3) Tımar: Yıllık geliri 3000 akçe ile 20000 akçe arasında olan dirliklere tımar denirdi.Tımar sahipleri gelirlerinin 3000 akçesini kendi geçimlerine ayırırlardı.buna kılıç tımarı denilmiştir.Geri kalan her 3000 akçe için bir cebeli beslenirdi.Tımarlar başlıca üç kısma ayrılmıştır.
Eşkinci Tımarı : Savaşta yararlık gösteren askerlere verilirdi.
Mustahfaz tımarı:Cami imam ve hatiplerine verilirdi.
Hizmet tımarı: Saray görevlilerine verilirdi.
Dirlik Sisteminin Özellikleri;
Dirlik arazisini ekip biçenlere (reaya),hükümete vermeleri gereken vergiyi hükümetin göstereceği askerlere,memurlara veya sosyal kurumlara ödemekteydi. Böylece devlet memurları ve askerlerin maaşları halk tarafından karşılanıyordu.
Çok düzenli olarak işleyen bu sistem,sürekli kontrol edilmekteydi.Dirlikleri alıp satma imkanı yoktu.
Dirlik sisteminin uygulanmasıyla;
- Devlet,üretimi denetim altına almış ve sürekliliğini sağlamıştır.
- Eyalet askerleri bu sistem sayesinde yetiştirilmiş devamlı savaşa hazır bir ordu bulundurulmuştur.
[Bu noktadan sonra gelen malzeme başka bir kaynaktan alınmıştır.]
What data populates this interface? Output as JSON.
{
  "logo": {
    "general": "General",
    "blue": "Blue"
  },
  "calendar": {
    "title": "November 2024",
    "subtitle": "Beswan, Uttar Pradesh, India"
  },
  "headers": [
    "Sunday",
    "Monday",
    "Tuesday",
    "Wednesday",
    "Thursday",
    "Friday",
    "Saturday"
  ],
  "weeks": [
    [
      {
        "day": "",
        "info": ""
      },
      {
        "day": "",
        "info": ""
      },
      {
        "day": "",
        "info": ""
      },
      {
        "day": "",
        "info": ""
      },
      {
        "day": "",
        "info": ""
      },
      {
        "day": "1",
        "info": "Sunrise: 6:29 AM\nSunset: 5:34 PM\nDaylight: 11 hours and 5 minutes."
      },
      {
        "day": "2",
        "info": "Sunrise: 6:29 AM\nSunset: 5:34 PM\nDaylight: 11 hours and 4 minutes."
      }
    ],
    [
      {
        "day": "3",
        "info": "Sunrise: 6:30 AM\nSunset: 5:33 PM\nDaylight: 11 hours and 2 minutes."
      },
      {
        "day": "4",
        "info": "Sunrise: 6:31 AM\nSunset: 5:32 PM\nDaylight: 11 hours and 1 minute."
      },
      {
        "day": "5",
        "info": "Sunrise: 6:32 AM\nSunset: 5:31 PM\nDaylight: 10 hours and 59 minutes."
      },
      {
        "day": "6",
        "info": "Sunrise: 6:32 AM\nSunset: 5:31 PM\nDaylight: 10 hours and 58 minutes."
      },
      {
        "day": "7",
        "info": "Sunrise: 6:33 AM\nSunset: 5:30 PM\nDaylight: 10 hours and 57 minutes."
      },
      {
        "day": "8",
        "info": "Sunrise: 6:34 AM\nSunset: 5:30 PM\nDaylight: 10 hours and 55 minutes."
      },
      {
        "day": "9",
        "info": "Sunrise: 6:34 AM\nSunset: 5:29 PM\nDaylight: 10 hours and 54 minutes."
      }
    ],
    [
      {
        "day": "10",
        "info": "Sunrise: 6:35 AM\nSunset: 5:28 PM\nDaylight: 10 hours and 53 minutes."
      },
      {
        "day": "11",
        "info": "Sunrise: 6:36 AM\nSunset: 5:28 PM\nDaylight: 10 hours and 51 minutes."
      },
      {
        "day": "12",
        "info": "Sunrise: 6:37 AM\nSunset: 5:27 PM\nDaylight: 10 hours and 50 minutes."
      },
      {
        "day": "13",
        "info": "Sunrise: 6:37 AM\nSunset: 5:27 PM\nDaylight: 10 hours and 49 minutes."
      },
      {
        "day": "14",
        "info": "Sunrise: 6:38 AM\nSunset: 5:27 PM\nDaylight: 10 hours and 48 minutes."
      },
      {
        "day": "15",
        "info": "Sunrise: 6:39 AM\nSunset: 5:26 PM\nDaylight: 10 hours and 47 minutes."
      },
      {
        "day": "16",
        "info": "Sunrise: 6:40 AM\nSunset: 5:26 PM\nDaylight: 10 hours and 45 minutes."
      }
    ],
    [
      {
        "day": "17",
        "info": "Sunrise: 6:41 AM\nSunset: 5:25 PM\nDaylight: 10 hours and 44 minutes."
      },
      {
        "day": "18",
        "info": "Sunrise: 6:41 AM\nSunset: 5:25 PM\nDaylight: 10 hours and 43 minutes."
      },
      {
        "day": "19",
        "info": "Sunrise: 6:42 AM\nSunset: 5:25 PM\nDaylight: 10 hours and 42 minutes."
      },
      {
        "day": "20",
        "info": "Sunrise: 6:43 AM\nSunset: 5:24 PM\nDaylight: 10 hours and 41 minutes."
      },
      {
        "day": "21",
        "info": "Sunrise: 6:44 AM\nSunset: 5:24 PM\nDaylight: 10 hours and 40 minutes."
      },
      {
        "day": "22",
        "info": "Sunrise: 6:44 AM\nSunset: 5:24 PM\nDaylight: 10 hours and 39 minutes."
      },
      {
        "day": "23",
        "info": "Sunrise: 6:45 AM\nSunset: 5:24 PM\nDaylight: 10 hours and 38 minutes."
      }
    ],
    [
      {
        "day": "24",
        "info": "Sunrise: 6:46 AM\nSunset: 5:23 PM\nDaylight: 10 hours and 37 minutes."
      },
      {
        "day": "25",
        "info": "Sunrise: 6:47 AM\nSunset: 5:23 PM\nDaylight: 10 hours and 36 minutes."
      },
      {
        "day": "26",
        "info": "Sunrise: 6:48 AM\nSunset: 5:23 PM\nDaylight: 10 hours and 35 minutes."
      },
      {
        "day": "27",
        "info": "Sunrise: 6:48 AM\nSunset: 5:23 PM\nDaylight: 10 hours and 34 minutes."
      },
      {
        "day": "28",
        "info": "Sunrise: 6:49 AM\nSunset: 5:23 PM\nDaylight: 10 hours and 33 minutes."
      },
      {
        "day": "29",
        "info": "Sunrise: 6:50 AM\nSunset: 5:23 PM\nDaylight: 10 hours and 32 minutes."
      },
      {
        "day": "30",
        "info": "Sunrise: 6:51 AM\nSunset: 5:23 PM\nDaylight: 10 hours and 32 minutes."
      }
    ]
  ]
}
- Ülkenin bayındır hale gelmesi, araziden daha iyi faydalanılması, askeri masrafların azaltılması, böylece gelirin artırılması sağlanmıştır.
- Ocaklık arazi: Geliri kale muhafızları ve tersane masrafları için ayrılmış topraklardı.
- Yurtluk arazi: Geliri sınır koruma hizmetlerine karşılık olarak arılan sınır boylarındaki araziye yurtluk denilmiştir.
- Mukataa: Geliri memurlara,askerlere veya diğer hizmetlere ayrılmayıp doğrudan doğruya hazineye kalan topraklardı.bu arazinin geliri mültezimler tarafından toplanırdı.
- Vakıf arazi: Gelirleri cami,medrese,şifa hane,imarethane,kervansaray gibi din,bilim ve hayır kurumlarının ihtiyaçlarını karşılamak amacıyla ayrılmış topraklardı.Vakıf arazisi satılmaz ve başkasına devredilmezdi.Vakıf arazi sayesinde toplumun önemli ihtiyaçları hayır sever kişiler tarafından karşılanırdı.